1 ½ stars. Tried too hard to be shocking that it forgot to be interesting.
For all intents and purposes this book is a one star. However, I am generously adding a half star and rounding up for reasons that I will explain further on. In general, this was me reading Tampa:
First, let it be clear that this isn't a one star because I was horrified at the subject matter. After all, I have read Father Figure
, and that had 10 times the creepy factor. I like to take on challenging reads to explore what happens when something goes wrong in a human. It can be interesting to observe the twisted, rationalizing and often inventive thought processes of those with personality disorders. Tampa had a terrific concept, the portrayal of a sexual predator where the victims are adolescent boys. In fact, such boys are jokingly called lucky
instead of victims. However, it does happen and these so call lucky bastards can suffer as a result*.
Instead of a nuanced exploration of a woman attracted to adolescent boys, we got a very one dimensional character who was all about catching her prey. When we first meet Celeste Price, she has arranged her life so that 1) she lives comfortably and 2) she has lots of 15 year boys around her. As the school year begins, she sets in place her plan to cherry pick a boy to be the object of her desire. No second thoughts, no conflicted feelings, no self-doubt, no attempts to change. I felt like the author wanted so bad to shock her readers, she relentlessly threw at you this sort of barrage: "I WANT SEX WITH BOYS... I HAVE SEX WITH BOYS... EVERYONE AROUND ME IS STUPID... AND UGLY... I AM SO BEAUTIFUL... MY HUSBAND IS STUPID AND RICH..." (the caps are intentional, it just felt that way). I kept waiting for the other shoe to drop, for something interesting to happen, and it really didn't and I was left feeling like this
Much is made of Celeste's beauty. Certainly she uses it to her advantage in seducing her teen boys, that's understandable. However, my head exploded when her attorney literally said "your honor, my client is too beautiful to be in the general population of jail."

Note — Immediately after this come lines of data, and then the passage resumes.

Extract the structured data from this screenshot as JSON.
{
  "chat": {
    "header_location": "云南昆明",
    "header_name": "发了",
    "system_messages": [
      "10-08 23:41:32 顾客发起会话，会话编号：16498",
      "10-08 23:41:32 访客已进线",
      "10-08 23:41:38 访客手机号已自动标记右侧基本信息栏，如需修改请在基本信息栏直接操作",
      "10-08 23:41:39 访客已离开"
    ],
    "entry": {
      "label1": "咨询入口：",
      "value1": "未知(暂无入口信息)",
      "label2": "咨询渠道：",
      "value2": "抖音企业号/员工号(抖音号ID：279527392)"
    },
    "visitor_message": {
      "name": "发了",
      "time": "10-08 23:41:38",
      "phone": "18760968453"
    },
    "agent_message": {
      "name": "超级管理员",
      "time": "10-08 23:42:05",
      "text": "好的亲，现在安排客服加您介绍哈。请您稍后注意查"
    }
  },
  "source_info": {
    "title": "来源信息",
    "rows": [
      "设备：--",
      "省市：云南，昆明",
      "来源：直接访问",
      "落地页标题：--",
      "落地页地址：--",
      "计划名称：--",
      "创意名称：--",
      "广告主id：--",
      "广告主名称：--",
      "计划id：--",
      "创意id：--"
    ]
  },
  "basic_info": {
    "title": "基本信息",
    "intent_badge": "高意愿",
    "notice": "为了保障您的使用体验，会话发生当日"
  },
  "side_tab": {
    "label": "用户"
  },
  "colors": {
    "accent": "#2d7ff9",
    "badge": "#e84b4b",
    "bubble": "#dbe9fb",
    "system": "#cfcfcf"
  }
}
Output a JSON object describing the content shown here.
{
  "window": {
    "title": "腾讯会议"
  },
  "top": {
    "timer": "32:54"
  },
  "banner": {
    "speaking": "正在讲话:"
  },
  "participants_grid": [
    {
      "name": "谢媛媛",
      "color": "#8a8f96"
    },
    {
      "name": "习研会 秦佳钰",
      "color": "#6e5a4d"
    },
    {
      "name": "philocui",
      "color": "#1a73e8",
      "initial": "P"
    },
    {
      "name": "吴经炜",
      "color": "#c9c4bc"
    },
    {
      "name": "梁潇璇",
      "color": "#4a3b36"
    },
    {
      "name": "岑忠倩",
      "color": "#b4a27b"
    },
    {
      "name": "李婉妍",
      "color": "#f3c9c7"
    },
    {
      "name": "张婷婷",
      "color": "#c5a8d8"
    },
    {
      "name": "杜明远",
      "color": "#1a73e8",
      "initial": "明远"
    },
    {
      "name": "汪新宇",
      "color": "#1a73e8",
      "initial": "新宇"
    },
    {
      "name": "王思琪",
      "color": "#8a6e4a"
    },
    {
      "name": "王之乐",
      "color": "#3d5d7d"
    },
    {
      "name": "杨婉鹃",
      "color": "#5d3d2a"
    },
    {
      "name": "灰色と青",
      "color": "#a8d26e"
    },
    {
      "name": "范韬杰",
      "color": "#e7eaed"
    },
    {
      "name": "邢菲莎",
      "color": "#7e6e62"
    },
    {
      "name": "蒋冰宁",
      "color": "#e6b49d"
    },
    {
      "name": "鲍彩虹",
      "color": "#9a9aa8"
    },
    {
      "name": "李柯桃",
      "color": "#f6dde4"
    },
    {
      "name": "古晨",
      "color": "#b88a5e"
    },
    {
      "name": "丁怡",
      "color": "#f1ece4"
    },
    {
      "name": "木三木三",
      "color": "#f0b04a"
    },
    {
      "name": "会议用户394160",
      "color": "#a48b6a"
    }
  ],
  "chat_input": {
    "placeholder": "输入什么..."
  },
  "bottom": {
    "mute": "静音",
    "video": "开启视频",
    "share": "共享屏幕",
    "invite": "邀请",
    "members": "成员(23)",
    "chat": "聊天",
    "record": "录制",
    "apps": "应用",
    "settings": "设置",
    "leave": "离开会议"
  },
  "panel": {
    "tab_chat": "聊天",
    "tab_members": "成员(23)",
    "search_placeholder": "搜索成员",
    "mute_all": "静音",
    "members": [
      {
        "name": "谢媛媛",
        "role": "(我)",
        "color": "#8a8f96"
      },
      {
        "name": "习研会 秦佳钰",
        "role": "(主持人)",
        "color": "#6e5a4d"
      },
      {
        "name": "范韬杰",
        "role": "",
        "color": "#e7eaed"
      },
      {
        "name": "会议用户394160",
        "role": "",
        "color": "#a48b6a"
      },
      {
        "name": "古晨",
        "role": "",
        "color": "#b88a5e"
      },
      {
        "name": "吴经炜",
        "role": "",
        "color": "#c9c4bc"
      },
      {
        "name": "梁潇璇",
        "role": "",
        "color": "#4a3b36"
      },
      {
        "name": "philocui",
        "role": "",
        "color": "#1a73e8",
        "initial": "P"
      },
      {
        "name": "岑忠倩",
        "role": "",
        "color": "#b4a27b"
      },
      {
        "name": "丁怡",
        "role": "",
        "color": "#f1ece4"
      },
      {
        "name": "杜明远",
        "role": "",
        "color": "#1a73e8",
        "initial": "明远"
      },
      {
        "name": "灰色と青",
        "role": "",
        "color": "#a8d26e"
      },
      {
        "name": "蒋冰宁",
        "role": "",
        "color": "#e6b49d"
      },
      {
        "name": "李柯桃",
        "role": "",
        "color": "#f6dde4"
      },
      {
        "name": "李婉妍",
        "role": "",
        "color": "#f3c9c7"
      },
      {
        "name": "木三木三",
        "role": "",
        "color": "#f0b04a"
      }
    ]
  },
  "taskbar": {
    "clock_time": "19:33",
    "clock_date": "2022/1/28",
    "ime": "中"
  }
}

Granted, I am neither a judge nor a lawyer, I haven't even managed to get past voir dire to sit on a jury. But I am pretty sure an attorney wouldn't say that their client is "too beautiful" to a judge, or if they did, it would be in code. After a little poking around, I learned that Tampa’s protagonist was modeled after a real life boy chasing beauty, Debra Lafave
. And her lawyer didn’t exactly say she was too beautiful for jail, but he did say "To place Debbie into a Florida state women's penitentiary, to place an attractive young woman in that kind of hellhole, is like putting a piece of raw meat in with the lions."** So the extra half star is awarded to this book for the author trying to keep it real. And guess what, she got house arrest and probation. Too pretty my arse.